I recently had a look at a webcast panel filmed at the University of Berkeley, California to do with the use and abuse of science by the presidential administration of George Bush Jr. In addition to this presentation they also have some great webcasts on poetry, free speech (Berkeley had a huge role in the beatnik and hippie generations). Real player required. Berkeley’s academic rival Stanford has some interesting webcasts analysing how science and technology and will be affected by a Kerry administration or a second term for the Bush administration.
When I got my copy of Real Business magazine there was a cleverly designed piece of collateral that caught my eye promoting London Innovation. Based on the theme of gaining a competitive edge, the design motif boasted the top half of ‘Competitive edge’ on the edge of the paper, causing you to open it up to see the rest of the writing. Inside there is copy in a landscape presented fold out booklet. The bottom flap folded into the booklet was labeled ‘The bottom line’. The leaflet itself was a one colour print run in maroon and the money has gone into the staples and folds.
The relationships between U2 and the technology sector has got progressively more tangled. Hoteliers and rock rock group U2 has seen a number tech developments. In mid June, lead singer Bono took a break from lecturing the world’s politicians to become a managing partner in a new entertainment and media investment fund based out of Silicon Valley called Elevation Partners. Other managing partners include former Apple CFO Fred Anderson, Robert McNamee a Silicon Valley marketing guru and some executive from Electronic Arts. Next you have the limited edition iPod putting them in the Apple camp (which reminded me of the Claudia Schiffer Palm Vx) and then you have their new tour sponsored by Intel? Go figure. I am not too sure how this will affect the U2 brand image and how it will benefit their partners? I recall the slating the Rolling Stones got from their fans for hanging with with Bill Gates and helping launch Windows ’95 to the tune of ‘Start me up’.
Much has been made of the ‘word of the year’ : Chav – a kind of decrepid, foul mouthed shell suited degenerate youth as emblematic of the the noughties UK as Harry Enfield’s Loadsamoney was in the eighties. Apparently the word for the year of my birth was ‘hypermarket’, hmmm. More details courtesy of GQ magazine here.
The end of the summer heralded the arrival of three management related documents on my desk, my review of the materials by
Forrester and CurrentAnalysis can be read here.The McKinsey Quarterly reader ‘Strategy for Volatile Times’ was the hardest to analyse since it had a selection of different areas that it focused on loosely bound by the title of ‘Strategy for Volatile Times’. It reminded me of a executive fortune cookie jar or the track listings of those ‘Now that’s what I call music’ compilations from the 1980’s.
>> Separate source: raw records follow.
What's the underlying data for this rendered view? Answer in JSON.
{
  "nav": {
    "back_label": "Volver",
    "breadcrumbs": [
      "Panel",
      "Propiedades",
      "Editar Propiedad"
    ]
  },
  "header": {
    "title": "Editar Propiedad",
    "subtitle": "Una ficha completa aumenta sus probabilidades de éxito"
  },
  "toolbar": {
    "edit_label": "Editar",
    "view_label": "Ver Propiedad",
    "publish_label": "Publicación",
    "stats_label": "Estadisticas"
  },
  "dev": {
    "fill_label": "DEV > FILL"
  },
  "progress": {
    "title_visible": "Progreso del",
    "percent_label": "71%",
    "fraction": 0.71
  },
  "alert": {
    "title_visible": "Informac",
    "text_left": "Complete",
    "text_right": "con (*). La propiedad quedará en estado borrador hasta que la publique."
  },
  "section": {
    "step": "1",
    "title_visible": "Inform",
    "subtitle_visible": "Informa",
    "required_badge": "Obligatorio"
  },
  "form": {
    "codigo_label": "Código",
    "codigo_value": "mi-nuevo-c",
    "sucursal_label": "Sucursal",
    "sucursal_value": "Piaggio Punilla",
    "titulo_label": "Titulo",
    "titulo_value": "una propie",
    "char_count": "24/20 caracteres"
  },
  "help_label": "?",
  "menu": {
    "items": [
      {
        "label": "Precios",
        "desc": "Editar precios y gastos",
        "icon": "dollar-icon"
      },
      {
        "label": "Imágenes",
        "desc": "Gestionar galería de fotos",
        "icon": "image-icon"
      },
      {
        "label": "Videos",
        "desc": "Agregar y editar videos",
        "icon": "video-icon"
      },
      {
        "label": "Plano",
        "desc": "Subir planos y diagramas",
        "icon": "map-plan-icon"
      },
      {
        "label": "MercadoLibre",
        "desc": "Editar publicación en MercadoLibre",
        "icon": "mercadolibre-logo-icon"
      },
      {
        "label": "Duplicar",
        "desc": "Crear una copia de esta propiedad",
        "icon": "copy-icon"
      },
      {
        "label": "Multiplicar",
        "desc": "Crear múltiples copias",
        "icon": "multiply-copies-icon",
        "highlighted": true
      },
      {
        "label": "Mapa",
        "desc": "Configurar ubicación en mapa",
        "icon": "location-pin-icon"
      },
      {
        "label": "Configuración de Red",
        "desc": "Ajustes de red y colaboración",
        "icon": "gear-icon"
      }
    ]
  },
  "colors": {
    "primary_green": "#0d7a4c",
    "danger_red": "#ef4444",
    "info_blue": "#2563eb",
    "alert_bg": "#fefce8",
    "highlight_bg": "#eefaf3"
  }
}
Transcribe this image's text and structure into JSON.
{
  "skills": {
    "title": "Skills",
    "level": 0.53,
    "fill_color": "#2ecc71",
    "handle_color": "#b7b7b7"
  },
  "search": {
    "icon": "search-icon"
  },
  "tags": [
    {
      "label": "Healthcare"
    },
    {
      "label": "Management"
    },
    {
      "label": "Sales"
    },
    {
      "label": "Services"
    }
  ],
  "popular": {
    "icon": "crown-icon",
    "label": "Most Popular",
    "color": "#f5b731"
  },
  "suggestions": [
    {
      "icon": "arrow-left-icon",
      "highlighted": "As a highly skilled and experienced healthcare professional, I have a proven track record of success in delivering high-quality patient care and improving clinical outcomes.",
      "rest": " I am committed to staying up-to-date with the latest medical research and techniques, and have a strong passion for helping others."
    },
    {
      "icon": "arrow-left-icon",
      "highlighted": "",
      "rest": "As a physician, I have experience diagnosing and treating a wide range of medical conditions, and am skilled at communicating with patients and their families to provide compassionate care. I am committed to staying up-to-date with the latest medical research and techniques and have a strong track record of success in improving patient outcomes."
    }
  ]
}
I found the ‘Managing for improved corporate performance’ article by Lowell L Bryan and Ron Hulme most interesting. First they make the first assumption that ‘for a company to perform well’ (what I assume they mean by corporate performance) ‘Any definitions must revolve around the notion of results that meet or exceed the expectations of shareholders.’ Basically the thinking is defensive, about husbanding resources and defending the company’s existing position (value rather than growth). So don’t look for people who follow this credo to develop the next market killer like the iPod. With this in mind the authors tried to provide an engine for innovation within the company by recommending a regular review process called a ‘corporate performance council’ of senior executives to meet monthly to get the school reports on ongoing projects and filter out new ones for promotion. This is similar to the existing processes done already at large corporates such as Shell. It also stacks the dice against the geeks and boffins who hold the key to many of the ‘insanely great’ ideas.
Their model for corporate performance is what they call BASICS:
Build new businesses – (apparently focusing on your core competences is now out of fashion in management consultancy circles). Much of this approach could be construed to be more indicative of a growth focused company rather than value focused
Adapt the core – make sure that the core business keeps up changing times and keys into your new businesses as necessary
Shape the portfolio and ownership structure – actively manage the business of M&As, divestitures and financial restructures to maximise shareholder value
Keep an eye on crucial strategic functions
No, I don’t have a clue how they got BASICS out of that lot either. Secondly, is it me, or are the critical BASICS activities listed above the ones that would be like wasps round a jam pot for the big consultant firms like McKinsey?